Cosima conservera précieusement et dans le plus grand secret cet ouvrage au contenu particulièrement intime. Dans un premier temps, entre 1904 et 1905, très malade et redoutant de disparaître, elle fait don le 17 février 1905 des lettres de Wagner à Eva, sa fille, à qui elle accordait sa pleine confiance. Puis, consciente de la valeur inestimable du Carnet brun, Cosima en fait également don à Eva, le 25 décembre 1908, avant son mariage avec Houston Stewart Chamberlain.
L’objet lui appartenant désormais, Eva décide alors de faire disparaître définitivement 7 feuilles (soit 14 pages), arrachées, qui disparaissent du manuscrit et dont on ignore le contenu qu’elle détruit. Par ailleurs, pour rendre illisibles le contenu de 5 autres pages, elle colle des morceaux de feuillets par-dessus. Eva supposait sans doute que certains passages pouvaient porter préjudice à la mémoire de son père (en particulier ceux concernant ses relations avec Franz Liszt, des propos jugés irrespectueux envers le roi, ou d’autres, évoquant les relations possibles de son père avec Mathilde Maier ou Mathilde Wesendonck). Par ailleurs, des notes écrites sur des feuilles volantes et insérées dans le carnet brun ont été collées un peu au hasard sur des espaces vides.
Si toutes ces interventions peuvent paraître fort regrettables, il faut rendre justice à Eva des actions positives qu’elle entreprit sur le manuscrit. En effet, des textes écrits par son père au crayon et non à l’encre avaient tendance à s’effacer avec le temps ; Eva prit soin de les réécrire à l’encre, notamment le poème Am Abgrund (Au bord du gouffre) adressé au Roi, qu’elle recopia intégralement en toute fin du volume.

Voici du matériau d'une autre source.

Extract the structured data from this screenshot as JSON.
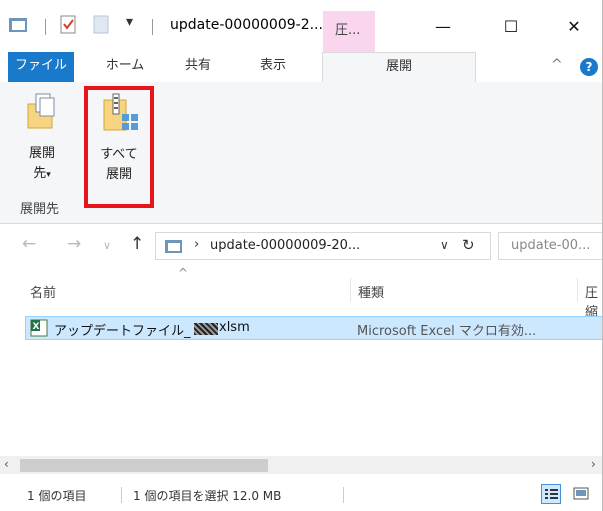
{
  "window": {
    "title": "update-00000009-2...",
    "contextual_tab": "圧...",
    "minimize": "—",
    "maximize": "☐",
    "close": "✕"
  },
  "ribbon_tabs": {
    "file": "ファイル",
    "home": "ホーム",
    "share": "共有",
    "view": "表示",
    "extract": "展開",
    "collapse_glyph": "^",
    "help_glyph": "?"
  },
  "ribbon": {
    "extract_to_line1": "展開",
    "extract_to_line2": "先",
    "extract_all_line1": "すべて",
    "extract_all_line2": "展開",
    "group_label": "展開先"
  },
  "addressbar": {
    "path": "update-00000009-20...",
    "search_placeholder": "update-00..."
  },
  "columns": {
    "name": "名前",
    "type": "種類",
    "compressed": "圧縮"
  },
  "files": [
    {
      "name_prefix": "アップデートファイル_",
      "name_suffix": "xlsm",
      "type": "Microsoft Excel マクロ有効..."
    }
  ],
  "status": {
    "item_count": "1 個の項目",
    "selected": "1 個の項目を選択  12.0 MB"
  },
  "colors": {
    "accent": "#1979ca",
    "contextual": "#f9d5ee",
    "highlight": "#e8141b",
    "selection": "#cce8ff"
  }
}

A son tour, Eva fait don du Carnet brun à la ville de Bayreuth en 1931 (Fondation Richard Wagner, Wahnfried).
Publication du Carnet brun
Quelques rares passages avaient déjà été publiés du vivant de Wagner. C’est ainsi que la première esquisse en prose du drame Parzival, destinée initalement à des lectures dans un cadre privé, ne fut jamais remaniée. En revanche, les Souvenirs sur Ludwig Schnorr, cet artiste à la destinée hors du commun vu le rôle qu’il joua dans l’évolution de l’interprétation scénique des artistes lyriques (il bénéficiait d’une immense popularité en raison des liens privilégiés qu’il avait entrenus avec Richard Wagner) firent l’objet d’une publication par une maison d’édition allemande. Puis, traduit plusieurs fois, ce texte connut un succès notoire auprès d’un très large public.
A la mort de l’auteur, d’autres courts passages du Carnet brun réapparurent ça et là, notamment au sein des Bayreuther Blätter (l’organe officiel de la direction du Festival de Bayreuth, sous la direction de Hans von Wolzogen), tout comme quelques poèmes (sélectionnés et publiés grâce au travail de Carl Friedrich Glasenapp).

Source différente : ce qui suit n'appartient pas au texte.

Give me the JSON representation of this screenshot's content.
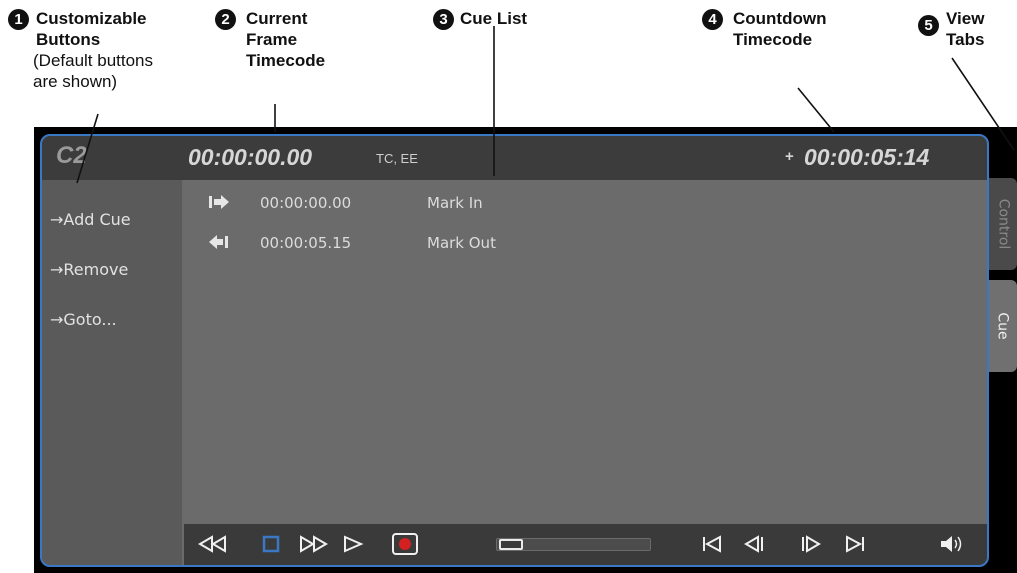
{
  "callouts": [
    {
      "num": "1",
      "title": [
        "Customizable",
        "Buttons"
      ],
      "sub": [
        "(Default buttons",
        "are shown)"
      ]
    },
    {
      "num": "2",
      "title": [
        "Current",
        "Frame",
        "Timecode"
      ],
      "sub": []
    },
    {
      "num": "3",
      "title": [
        "Cue List"
      ],
      "sub": []
    },
    {
      "num": "4",
      "title": [
        "Countdown",
        "Timecode"
      ],
      "sub": []
    },
    {
      "num": "5",
      "title": [
        "View",
        "Tabs"
      ],
      "sub": []
    }
  ],
  "header": {
    "channel_id": "C2",
    "current_timecode": "00:00:00.00",
    "timecode_source": "TC, EE",
    "countdown_arrow": "+",
    "countdown_timecode": "00:00:05:14"
  },
  "buttons": [
    {
      "label": "→Add Cue"
    },
    {
      "label": "→Remove"
    },
    {
      "label": "→Goto..."
    }
  ],
  "cue_list": [
    {
      "icon": "mark-in-icon",
      "timecode": "00:00:00.00",
      "name": "Mark In"
    },
    {
      "icon": "mark-out-icon",
      "timecode": "00:00:05.15",
      "name": "Mark Out"
    }
  ],
  "transport": {
    "controls": [
      "rewind",
      "stop",
      "fast-forward",
      "play",
      "record",
      "go-to-start",
      "step-back",
      "step-forward",
      "go-to-end",
      "volume"
    ],
    "position": 0.0
  },
  "tabs": [
    {
      "label": "Control",
      "selected": false
    },
    {
      "label": "Cue",
      "selected": true
    }
  ],
  "colors": {
    "accent": "#3b78c4",
    "record": "#d42020",
    "stop": "#3b78c4"
  }
}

En 1975, le Carnet brun est enfin publié aux Editions Atlantis, (Zurich) avec présentation et commentaires de Joachim Bergfeld (1906-1988). Pour ce faire, en 1974, le restaurateur et conservateur Hans Heiland de Stuttgart retire le papier collé par Eva sur les 5 pages. Il aura donc fallu attendre près d’un siècle avant que le contenu intégral ne soit dévoilé au public.
Depuis 1975, cette publication connut 16 éditions successives, dont deux traductions (texte original de Richard Wagner ainsi que commentaires de Joachim Bergfeld) : la première en anglais (Cambridge University Press, 1990), la deuxième, en italien (Passigli Editori, 1998).
Quelques parties éparses du Carnet brun ont été traduites en français par Jean-Gabriel Prod’homme (1871-1956) ; ces rares extraits du Carnet brun se trouvent dans les 13 volumes des Oeuvres complètes en prose de Richard Wagner.
La toute première version intégrale critique du Carnet brun traduite en français par Nicolas Crapanne, en collaboration avec Marie-Bernadette Fantin-Epstein, Eva Perrier et Solange Roubert voit le jour aux Editions Gallimard en 2023, avec une préface de Jean-François Candoni.